Keeping the practice in place is of major importance as the sector struggles to navigate COVID-19 -caused disruptions in the intermodal supply chain worldwide. The sector has been faced with substantial bottlenecks at marine terminals, inland warehouses and distribution centres, and in the truck, rail, and barge systems that connect ports with the hinterland. These landside issues in turn caused back-ups of ships outside of ports, significantly reducing the effective vessel capacity even as ocean carriers deployed every available owned and chartered containership. Reliability suffered and prices increased.

The frustration that shippers have understandably experienced from service delays and increased cost has been channelled towards carriers, their vessel sharing arrangements, and the regulatory tools which facilitate such arrangements, including the CBER. But data shows and regulators concur that the problems were caused by factors outside carriers’ control and not by vessel sharing,” says John Butler, President & CEO of World Shipping Council.
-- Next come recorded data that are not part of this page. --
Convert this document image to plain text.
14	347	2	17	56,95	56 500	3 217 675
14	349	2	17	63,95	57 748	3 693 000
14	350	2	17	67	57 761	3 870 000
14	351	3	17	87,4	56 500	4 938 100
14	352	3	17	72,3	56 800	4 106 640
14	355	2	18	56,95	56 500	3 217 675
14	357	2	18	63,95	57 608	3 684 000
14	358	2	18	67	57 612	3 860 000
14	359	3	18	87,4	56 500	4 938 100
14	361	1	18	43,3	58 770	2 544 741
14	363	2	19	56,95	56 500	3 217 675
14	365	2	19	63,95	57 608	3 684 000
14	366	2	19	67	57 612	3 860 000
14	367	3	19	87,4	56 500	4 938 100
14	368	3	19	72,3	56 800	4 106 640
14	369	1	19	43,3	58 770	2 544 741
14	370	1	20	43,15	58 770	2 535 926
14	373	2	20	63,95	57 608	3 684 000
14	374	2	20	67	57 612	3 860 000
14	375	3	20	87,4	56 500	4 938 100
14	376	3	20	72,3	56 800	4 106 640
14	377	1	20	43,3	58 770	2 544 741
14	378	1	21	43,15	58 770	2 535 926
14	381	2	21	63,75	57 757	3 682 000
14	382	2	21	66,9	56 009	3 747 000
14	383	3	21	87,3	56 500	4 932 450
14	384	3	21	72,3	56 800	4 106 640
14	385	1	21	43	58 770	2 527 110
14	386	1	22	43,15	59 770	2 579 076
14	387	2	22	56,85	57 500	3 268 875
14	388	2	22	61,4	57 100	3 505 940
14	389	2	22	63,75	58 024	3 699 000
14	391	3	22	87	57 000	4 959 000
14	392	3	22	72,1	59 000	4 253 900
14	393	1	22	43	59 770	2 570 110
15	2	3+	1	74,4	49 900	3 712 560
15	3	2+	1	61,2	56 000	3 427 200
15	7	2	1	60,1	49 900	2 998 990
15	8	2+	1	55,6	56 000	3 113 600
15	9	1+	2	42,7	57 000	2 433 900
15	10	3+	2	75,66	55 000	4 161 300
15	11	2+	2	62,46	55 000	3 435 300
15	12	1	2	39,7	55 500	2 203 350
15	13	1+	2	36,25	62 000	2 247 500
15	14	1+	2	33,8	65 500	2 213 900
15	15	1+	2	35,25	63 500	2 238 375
“Vessel sharing is a tool that has been recognized by regulators around the world as providing a foundation for the reliable movement of international trade. As we come out of the pandemic and markets normalize, we need common and predictable regulations across the globe in order to help transportation and trade networks to stabilize,” says Guy Platten, Secretary General of the International Chamber of Shipping.

The shipping organizations insist that CBER is an essential regulatory tool that yields ‘significant benefits to the EU, with no downside from a competition or consumer welfare perspective.’

As a result, they have asked the European Commission to uphold the CBER, to ensure ‘continued efficient and competitive ocean transport for European shippers and consumers, while meeting climate goals.’